Healthier cropping sequences on the farm
Financially, it may be difficult to quantify the benefit, as any potential reduction of inputs or increase in yield of the following crops are offset by the cost of establishment and destruction of the cover crop. Cover crops, though, should be treated as an integral part of the rotation and good establishment is imperative, drill rather than broadcast, small nitrogen and slug pellet applications will result in a higher level of biomass, more nutrients being captured, more root activity, less pollution/erosion.
Which cover crop should I use?
The correct choice of cover crop will vary from farm to farm and will be dependent on many variables such as: what is trying to be achieved? Things to consider would be:
- Soil type
- Geographical location – less likely to get good autumn establishment in Northern parts of the UK.
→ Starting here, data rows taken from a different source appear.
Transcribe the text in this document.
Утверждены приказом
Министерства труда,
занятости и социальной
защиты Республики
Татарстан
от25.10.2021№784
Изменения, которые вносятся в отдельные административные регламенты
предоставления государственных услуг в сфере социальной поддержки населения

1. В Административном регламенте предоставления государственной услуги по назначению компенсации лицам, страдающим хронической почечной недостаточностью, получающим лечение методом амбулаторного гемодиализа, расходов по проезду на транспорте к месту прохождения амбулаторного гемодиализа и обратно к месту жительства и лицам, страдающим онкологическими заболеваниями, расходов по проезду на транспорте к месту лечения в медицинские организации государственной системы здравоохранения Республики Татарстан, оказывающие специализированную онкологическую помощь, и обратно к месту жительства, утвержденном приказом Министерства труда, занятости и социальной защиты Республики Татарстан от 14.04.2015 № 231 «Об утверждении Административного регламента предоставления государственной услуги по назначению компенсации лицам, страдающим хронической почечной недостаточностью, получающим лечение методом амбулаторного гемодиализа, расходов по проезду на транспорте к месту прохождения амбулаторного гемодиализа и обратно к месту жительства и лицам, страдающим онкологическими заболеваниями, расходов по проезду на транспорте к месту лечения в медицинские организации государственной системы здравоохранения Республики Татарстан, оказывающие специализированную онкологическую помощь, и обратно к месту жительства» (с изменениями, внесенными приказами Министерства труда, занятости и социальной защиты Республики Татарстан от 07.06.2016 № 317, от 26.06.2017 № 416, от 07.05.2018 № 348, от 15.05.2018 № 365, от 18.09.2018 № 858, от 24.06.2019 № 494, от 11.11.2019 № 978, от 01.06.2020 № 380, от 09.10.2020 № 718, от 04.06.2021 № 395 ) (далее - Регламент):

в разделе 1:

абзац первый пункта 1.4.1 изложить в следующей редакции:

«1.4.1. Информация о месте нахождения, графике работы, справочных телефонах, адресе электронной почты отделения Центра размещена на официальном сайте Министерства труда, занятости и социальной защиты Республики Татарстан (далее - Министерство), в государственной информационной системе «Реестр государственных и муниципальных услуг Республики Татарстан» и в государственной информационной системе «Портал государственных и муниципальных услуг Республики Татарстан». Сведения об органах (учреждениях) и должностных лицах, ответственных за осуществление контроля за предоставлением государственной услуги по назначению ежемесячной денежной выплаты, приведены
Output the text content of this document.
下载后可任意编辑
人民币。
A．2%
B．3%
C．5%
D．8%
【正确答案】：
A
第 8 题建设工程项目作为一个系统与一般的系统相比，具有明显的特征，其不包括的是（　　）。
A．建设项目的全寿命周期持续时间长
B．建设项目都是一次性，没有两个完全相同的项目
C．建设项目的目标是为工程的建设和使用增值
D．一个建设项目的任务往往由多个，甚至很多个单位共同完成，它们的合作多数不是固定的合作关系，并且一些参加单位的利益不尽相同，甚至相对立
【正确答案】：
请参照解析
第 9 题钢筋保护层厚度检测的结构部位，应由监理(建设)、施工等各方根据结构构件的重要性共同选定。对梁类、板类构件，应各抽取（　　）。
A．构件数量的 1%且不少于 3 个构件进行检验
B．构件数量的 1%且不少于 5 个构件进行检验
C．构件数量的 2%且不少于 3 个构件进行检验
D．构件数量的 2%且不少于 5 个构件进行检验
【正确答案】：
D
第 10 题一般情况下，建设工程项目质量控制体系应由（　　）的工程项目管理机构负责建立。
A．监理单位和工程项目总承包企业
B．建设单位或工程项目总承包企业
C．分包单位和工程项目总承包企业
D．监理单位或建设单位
- Rotation – not using brassicas in a rotation containing OSR
- Sowing dates – sooner after harvest of previous cash crop as practical to maximise biomass potential
- Following plant timings – not to compromise future cash crop
- Previous herbicide usage – residual herbicide could affect cover crop
Farm Business strategy
Seeking expert agronomic advice is key in making the correct decisions on cover crop strategy and type of seed to be included within the mix. For example, if the aim is the long-term management of arable weeds, where there are fewer active ingredients available, and herbicide resistance is to be considered, the weed challenge must be managed across the whole rotation. The cover crop chosen should be established and then destroyed along with the target weeds before it is able to re-seed, and over time the seed bank can be reduced. This method would rely on use of glyphosate as a control method so as not to disturb the soil as deep cultivation would mix the soil profile and reduce the effectiveness of the strategy.
Putting this into practice, some growers are having success with crimper rollers to destroy the cover crop and do away with the use of chemical control and should glyphosate be banned this may be the best option for conventional no-till farmers.